Revenons aux événements de la semaine qui démontrent comment notre Etat est en déliquescence. La police « républicaine » tabasse à Sidi Hassine un enfant de quinze ans (à quinze ans, on est encore enfant, on n'est pas seulement mineur) et le dénude pour le laisser à poil en plein jour, en pleine rue. Si c'était un soldat israélien qui s'est comporté ainsi avec un enfant palestinien, on aurait eu à Tunis des manifestations durant des jours, on aura versé nos larmes de crocodile habituelles et on aurait sorti le sempiternel projet de loi contre la normalisation avec Israël. Mais lorsque la victime et le bourreau sont tous les deux Tunisiens, on se voile la face et on joue à l'autruche pour dire que c'est un acte isolé et passer à autre chose. Le président de la République qui criait à qui veut bien l'entendre, il y a à peine quelques semaines, qu'il était le chef suprême des forces armées, civiles et militaires, s'est soudain désolidarisé de la mission qu'il s'est lui-même arrogé.
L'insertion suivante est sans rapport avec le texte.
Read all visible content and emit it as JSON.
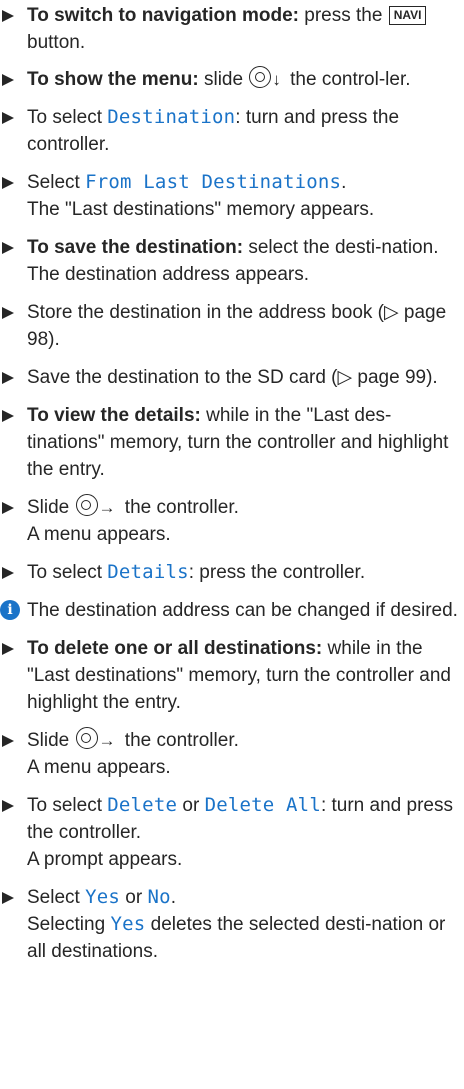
{
  "items": [
    {
      "bold": "To switch to navigation mode:",
      "t1": " press the",
      "key": "NAVI",
      "t2": " button."
    },
    {
      "bold": "To show the menu:",
      "t1": " slide",
      "arrow": "↓",
      "t2": " the control-ler."
    },
    {
      "t1": "To select ",
      "disp": "Destination",
      "t2": ": turn and press the controller."
    },
    {
      "t1": "Select ",
      "disp": "From Last Destinations",
      "t2": ".",
      "line2": "The \"Last destinations\" memory appears."
    },
    {
      "bold": "To save the destination:",
      "t1": " select the desti-nation.",
      "line2": "The destination address appears."
    },
    {
      "t1": "Store the destination in the address book (▷ page 98)."
    },
    {
      "t1": "Save the destination to the SD card (▷ page 99)."
    },
    {
      "bold": "To view the details:",
      "t1": " while in the \"Last des-tinations\" memory, turn the controller and highlight the entry."
    },
    {
      "t1": "Slide",
      "arrow": "→",
      "t2": " the controller.",
      "line2": "A menu appears."
    },
    {
      "t1": "To select ",
      "disp": "Details",
      "t2": ": press the controller."
    },
    {
      "note": "The destination address can be changed if desired."
    },
    {
      "bold": "To delete one or all destinations:",
      "t1": " while in the \"Last destinations\" memory, turn the controller and highlight the entry."
    },
    {
      "t1": "Slide",
      "arrow": "→",
      "t2": " the controller.",
      "line2": "A menu appears."
    },
    {
      "t1": "To select ",
      "disp": "Delete",
      "t2": " or ",
      "disp2": "Delete All",
      "t3": ": turn and press the controller.",
      "line2": "A prompt appears."
    },
    {
      "t1": "Select ",
      "disp": "Yes",
      "t2": " or ",
      "disp2": "No",
      "t3": ".",
      "line2a": "Selecting ",
      "disp3": "Yes",
      "line2b": " deletes the selected desti-nation or all destinations."
    }
  ],
  "colors": {
    "text": "#262626",
    "display": "#1a73c8"
  },
  "icons": {
    "bullet": "triangle-bullet-icon",
    "controller": "controller-icon",
    "info": "info-icon"
  }
}
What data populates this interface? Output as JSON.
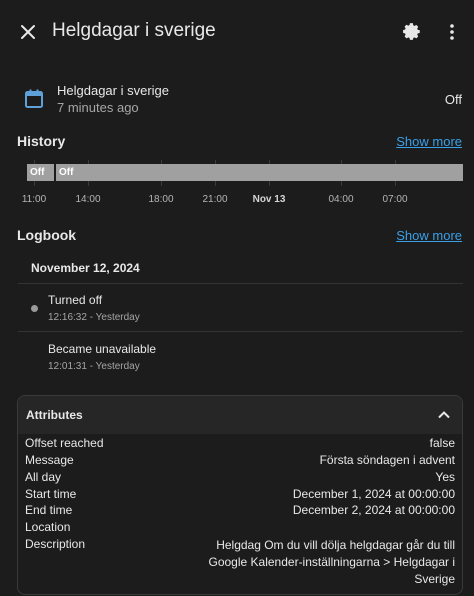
{
  "header": {
    "title": "Helgdagar i sverige"
  },
  "entity": {
    "name": "Helgdagar i sverige",
    "last_changed": "7 minutes ago",
    "state": "Off"
  },
  "history": {
    "title": "History",
    "show_more": "Show more",
    "bars": [
      {
        "label": "Off",
        "start_fraction": 0.02,
        "end_fraction": 0.08
      },
      {
        "label": "Off",
        "start_fraction": 0.085,
        "end_fraction": 1.0
      }
    ],
    "ticks": [
      {
        "label": "11:00",
        "fraction": 0.035,
        "bold": false
      },
      {
        "label": "14:00",
        "fraction": 0.157,
        "bold": false
      },
      {
        "label": "18:00",
        "fraction": 0.322,
        "bold": false
      },
      {
        "label": "21:00",
        "fraction": 0.442,
        "bold": false
      },
      {
        "label": "Nov 13",
        "fraction": 0.563,
        "bold": true
      },
      {
        "label": "04:00",
        "fraction": 0.726,
        "bold": false
      },
      {
        "label": "07:00",
        "fraction": 0.847,
        "bold": false
      }
    ]
  },
  "logbook": {
    "title": "Logbook",
    "show_more": "Show more",
    "date": "November 12, 2024",
    "entries": [
      {
        "text": "Turned off",
        "sub": "12:16:32 - Yesterday",
        "dot": true
      },
      {
        "text": "Became unavailable",
        "sub": "12:01:31 - Yesterday",
        "dot": false
      }
    ]
  },
  "attributes": {
    "title": "Attributes",
    "rows": [
      {
        "key": "Offset reached",
        "value": "false"
      },
      {
        "key": "Message",
        "value": "Första söndagen i advent"
      },
      {
        "key": "All day",
        "value": "Yes"
      },
      {
        "key": "Start time",
        "value": "December 1, 2024 at 00:00:00"
      },
      {
        "key": "End time",
        "value": "December 2, 2024 at 00:00:00"
      },
      {
        "key": "Location",
        "value": ""
      },
      {
        "key": "Description",
        "value": "Helgdag Om du vill dölja helgdagar går du till Google Kalender-inställningarna > Helgdagar i Sverige"
      }
    ]
  },
  "colors": {
    "background": "#1c1c1c",
    "accent": "#3aa0e8",
    "bar": "#a0a0a0",
    "icon_blue": "#5ea0d8"
  }
}
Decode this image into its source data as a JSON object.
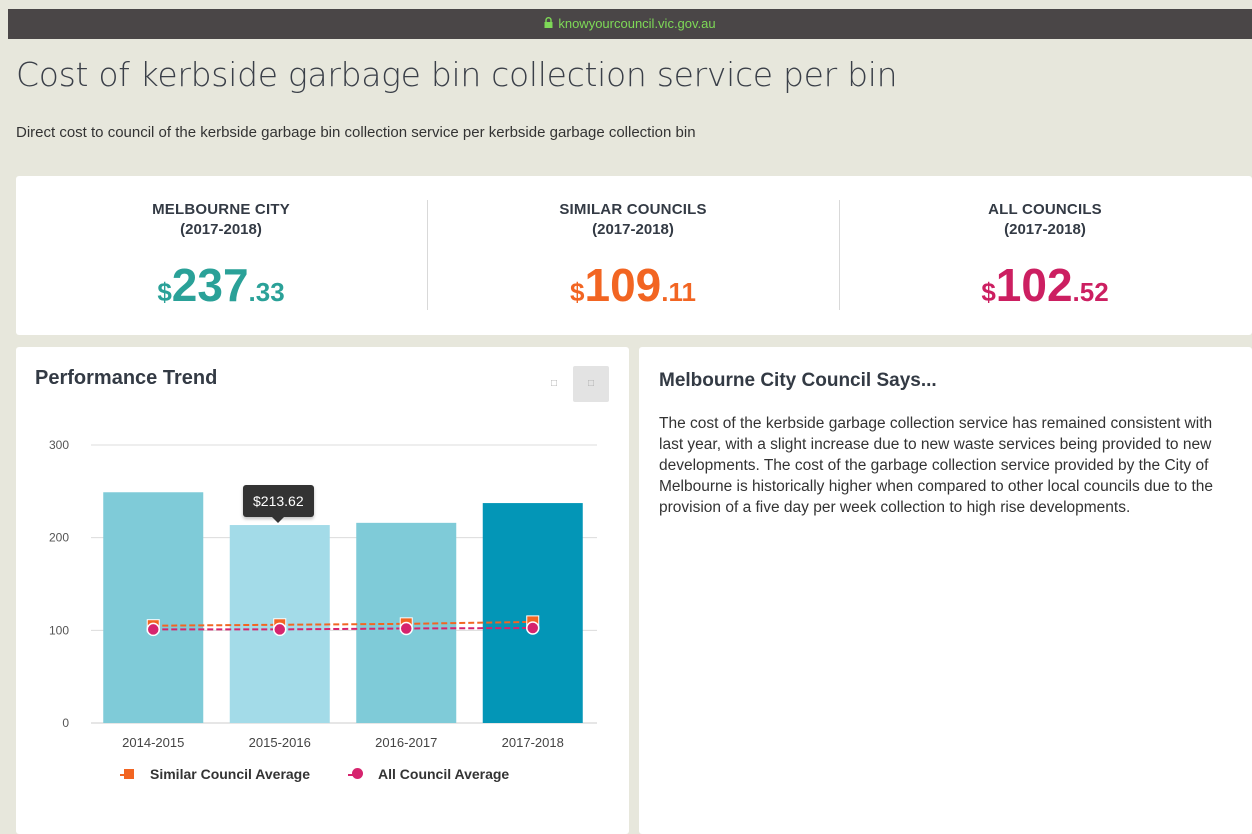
{
  "browser": {
    "url": "knowyourcouncil.vic.gov.au"
  },
  "page": {
    "title": "Cost of kerbside garbage bin collection service per bin",
    "subtitle": "Direct cost to council of the kerbside garbage bin collection service per kerbside garbage collection bin"
  },
  "stats": [
    {
      "name": "MELBOURNE CITY",
      "year": "(2017-2018)",
      "currency": "$",
      "whole": "237",
      "cents": ".33",
      "color": "#2aa198"
    },
    {
      "name": "SIMILAR COUNCILS",
      "year": "(2017-2018)",
      "currency": "$",
      "whole": "109",
      "cents": ".11",
      "color": "#f26522"
    },
    {
      "name": "ALL COUNCILS",
      "year": "(2017-2018)",
      "currency": "$",
      "whole": "102",
      "cents": ".52",
      "color": "#cc1f61"
    }
  ],
  "trend": {
    "title": "Performance Trend",
    "tooltip": "$213.62"
  },
  "says": {
    "title": "Melbourne City Council Says...",
    "text": "The cost of the kerbside garbage collection service has remained consistent with last year, with a slight increase due to new waste services being provided to new developments. The cost of the garbage collection service provided by the City of Melbourne is historically higher when compared to other local councils due to the provision of a five day per week collection to high rise developments."
  },
  "chart_data": {
    "type": "bar",
    "categories": [
      "2014-2015",
      "2015-2016",
      "2016-2017",
      "2017-2018"
    ],
    "series": [
      {
        "values": [
          249,
          213.62,
          216,
          237.33
        ],
        "colors": [
          "#7fcbd8",
          "#a3dbe8",
          "#7fcbd8",
          "#0396b7"
        ]
      },
      {
        "name": "Similar Council Average",
        "type": "line",
        "values": [
          105,
          106,
          107,
          109.11
        ],
        "color": "#f26522"
      },
      {
        "name": "All Council Average",
        "type": "line",
        "values": [
          101,
          101,
          102,
          102.52
        ],
        "color": "#d6246e"
      }
    ],
    "yticks": [
      0,
      100,
      200,
      300
    ],
    "ylim": [
      0,
      300
    ],
    "grid": true,
    "legend": "bottom"
  },
  "icons": {
    "chart_view": "bar-chart-icon",
    "table_view": "table-icon"
  }
}
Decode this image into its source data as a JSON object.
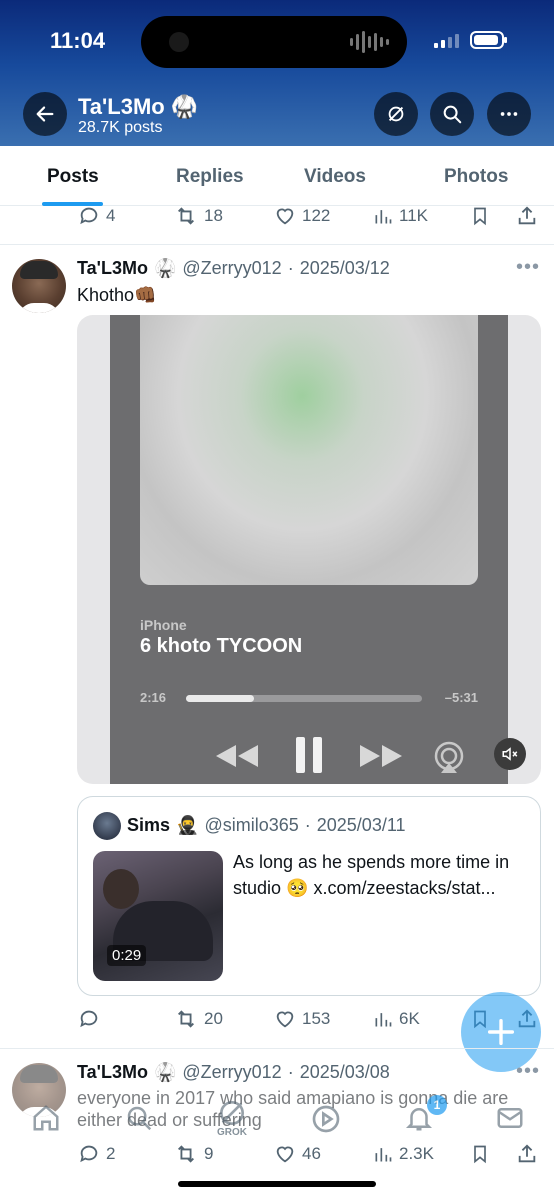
{
  "status_bar": {
    "time": "11:04"
  },
  "header": {
    "profile_name": "Ta'L3Mo 🥋",
    "post_count": "28.7K posts"
  },
  "tabs": [
    {
      "label": "Posts",
      "active": true
    },
    {
      "label": "Replies",
      "active": false
    },
    {
      "label": "Videos",
      "active": false
    },
    {
      "label": "Photos",
      "active": false
    }
  ],
  "prev_post_actions": {
    "replies": "4",
    "reposts": "18",
    "likes": "122",
    "views": "11K"
  },
  "post1": {
    "name": "Ta'L3Mo",
    "emoji": "🥋",
    "handle": "@Zerryy012",
    "date": "2025/03/12",
    "text": "Khotho👊🏾",
    "media": {
      "device": "iPhone",
      "track_title": "6 khoto TYCOON",
      "elapsed": "2:16",
      "remaining": "–5:31",
      "progress": 0.29
    },
    "quote": {
      "name": "Sims",
      "emoji": "🥷",
      "handle": "@similo365",
      "date": "2025/03/11",
      "text": "As long as he spends more time in studio 🥺 x.com/zeestacks/stat...",
      "video_duration": "0:29"
    },
    "actions": {
      "replies": "",
      "reposts": "20",
      "likes": "153",
      "views": "6K"
    }
  },
  "post2": {
    "name": "Ta'L3Mo",
    "emoji": "🥋",
    "handle": "@Zerryy012",
    "date": "2025/03/08",
    "text": "everyone in 2017 who said amapiano is gonna die  are either dead or suffering",
    "actions": {
      "replies": "2",
      "reposts": "9",
      "likes": "46",
      "views": "2.3K"
    }
  },
  "tabbar": {
    "grok_label": "GROK",
    "notification_count": "1"
  },
  "colors": {
    "accent": "#1d9bf0",
    "header_top": "#0b2a7a",
    "header_bottom": "#3a6fb0",
    "muted": "#536471"
  }
}
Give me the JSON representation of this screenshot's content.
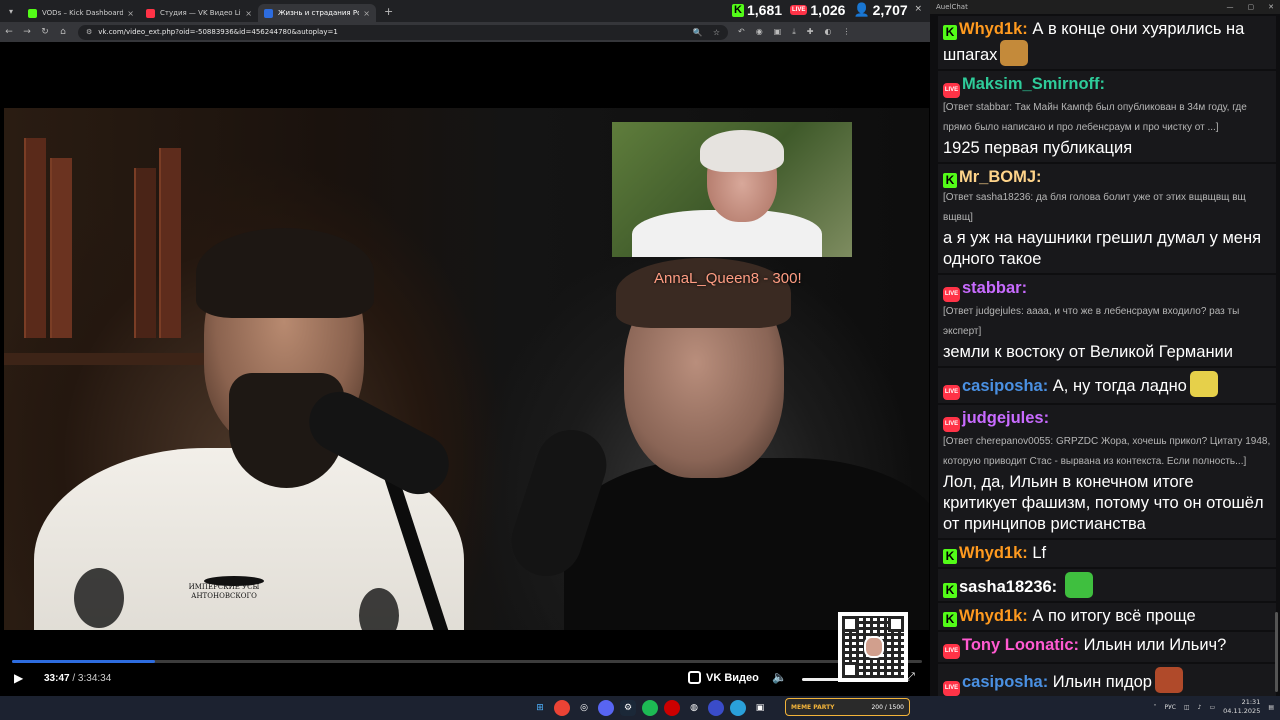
{
  "browser": {
    "tabs": [
      {
        "label": "VODs – Kick Dashboard",
        "color": "#53fc18",
        "active": false
      },
      {
        "label": "Студия — VK Видео Live",
        "color": "#ff3347",
        "active": false
      },
      {
        "label": "Жизнь и страдания Романа А",
        "color": "#2d6cdf",
        "active": true
      }
    ],
    "url": "vk.com/video_ext.php?oid=-50883936&id=456244780&autoplay=1",
    "close_glyph": "×",
    "newtab_glyph": "+"
  },
  "stats": {
    "kick": "1,681",
    "vk": "1,026",
    "twitch": "2,707",
    "vk_live_label": "LIVE"
  },
  "video": {
    "overlay_text": "AnnaL_Queen8 - 300!",
    "shirt_text": "ИМПЕРСКИЕ УСЫ АНТОНОВСКОГО"
  },
  "player": {
    "current_time": "33:47",
    "total_time": "3:34:34",
    "progress": 0.157,
    "brand": "VK Видео"
  },
  "chat": {
    "window_title": "AuelChat",
    "messages": [
      {
        "platform": "kick",
        "user": "Whyd1k:",
        "user_color": "#ff9a1f",
        "reply": "",
        "text": "А в конце они хуярились на шпагах",
        "emote": "#c48a3a"
      },
      {
        "platform": "vk",
        "user": "Maksim_Smirnoff:",
        "user_color": "#2ecc9a",
        "reply": "[Ответ stabbar: Так Майн Кампф был опубликован в 34м году, где прямо было написано и про лебенсраум и про чистку от ...]",
        "text": "1925 первая публикация",
        "emote": ""
      },
      {
        "platform": "kick",
        "user": "Mr_BOMJ:",
        "user_color": "#ffd48a",
        "reply": "[Ответ sasha18236: да бля голова болит уже от этих вщвщвщ вщ вщвщ]",
        "text": "а я уж на наушники грешил думал у меня одного такое",
        "emote": ""
      },
      {
        "platform": "vk",
        "user": "stabbar:",
        "user_color": "#c86bff",
        "reply": "[Ответ judgejules: аааа, и что же в лебенсраум входило? раз ты эксперт]",
        "text": "земли к востоку от Великой Германии",
        "emote": ""
      },
      {
        "platform": "vk",
        "user": "casiposha:",
        "user_color": "#4a90e2",
        "reply": "",
        "text": "А, ну тогда ладно",
        "emote": "#e6d04a"
      },
      {
        "platform": "vk",
        "user": "judgejules:",
        "user_color": "#c86bff",
        "reply": "[Ответ cherepanov0055: GRPZDC Жора, хочешь прикол? Цитату 1948, которую приводит Стас - вырвана из контекста. Если полность...]",
        "text": "Лол, да, Ильин в конечном итоге критикует фашизм, потому что он отошёл от принципов ристианства",
        "emote": ""
      },
      {
        "platform": "kick",
        "user": "Whyd1k:",
        "user_color": "#ff9a1f",
        "reply": "",
        "text": "Lf",
        "emote": ""
      },
      {
        "platform": "kick",
        "user": "sasha18236:",
        "user_color": "#ffffff",
        "reply": "",
        "text": "",
        "emote": "#3fbf3f"
      },
      {
        "platform": "kick",
        "user": "Whyd1k:",
        "user_color": "#ff9a1f",
        "reply": "",
        "text": "А по итогу всё проще",
        "emote": ""
      },
      {
        "platform": "vk",
        "user": "Tony Loonatic:",
        "user_color": "#ff5ad1",
        "reply": "",
        "text": "Ильин или Ильич?",
        "emote": ""
      },
      {
        "platform": "vk",
        "user": "casiposha:",
        "user_color": "#4a90e2",
        "reply": "",
        "text": "Ильин пидор",
        "emote": "#b04a2a"
      }
    ]
  },
  "taskbar": {
    "widget_title": "MEME PARTY",
    "widget_value": "200 / 1500",
    "lang": "РУС",
    "time": "21:31",
    "date": "04.11.2025"
  }
}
Monsieur le président, quand on est chef, on assume ! Quand on est chef, on sort présenter des excuses à tous les Tunisiens humiliés par la photo de l'enfant dénudé ! Quand on est chef, on propose des solutions concrètes pour qu'un tel scandale n'ait plus jamais lieu. Au lieu de tout cela, le président de la République a convoqué le chef du gouvernement, ministre de l'Intérieur par intérim, et la ministre de la Justice. A-t-il proposé des solutions concrètes ? Non ! Il a beuglé ! Oui, le président de la République a beuglé ce vendredi 11 juin. Il a sermonné le chef du gouvernement et la ministre de la Justice en zappant toutes les crises par lesquelles passe le pays pour se concentrer sur ses propres batailles personnelles. Il a parlé du silence du parquet face aux délits et crimes supposés commis par les députés, il a parlé de l'immunité et de l'impunité et il a rappelé que c'était lui le Chef. Kaïs Saïed a ensuite reçu le secrétaire général de l'UGTT pour lui rappeler qu'il y a un seul président dans le pays et ce président c'est lui.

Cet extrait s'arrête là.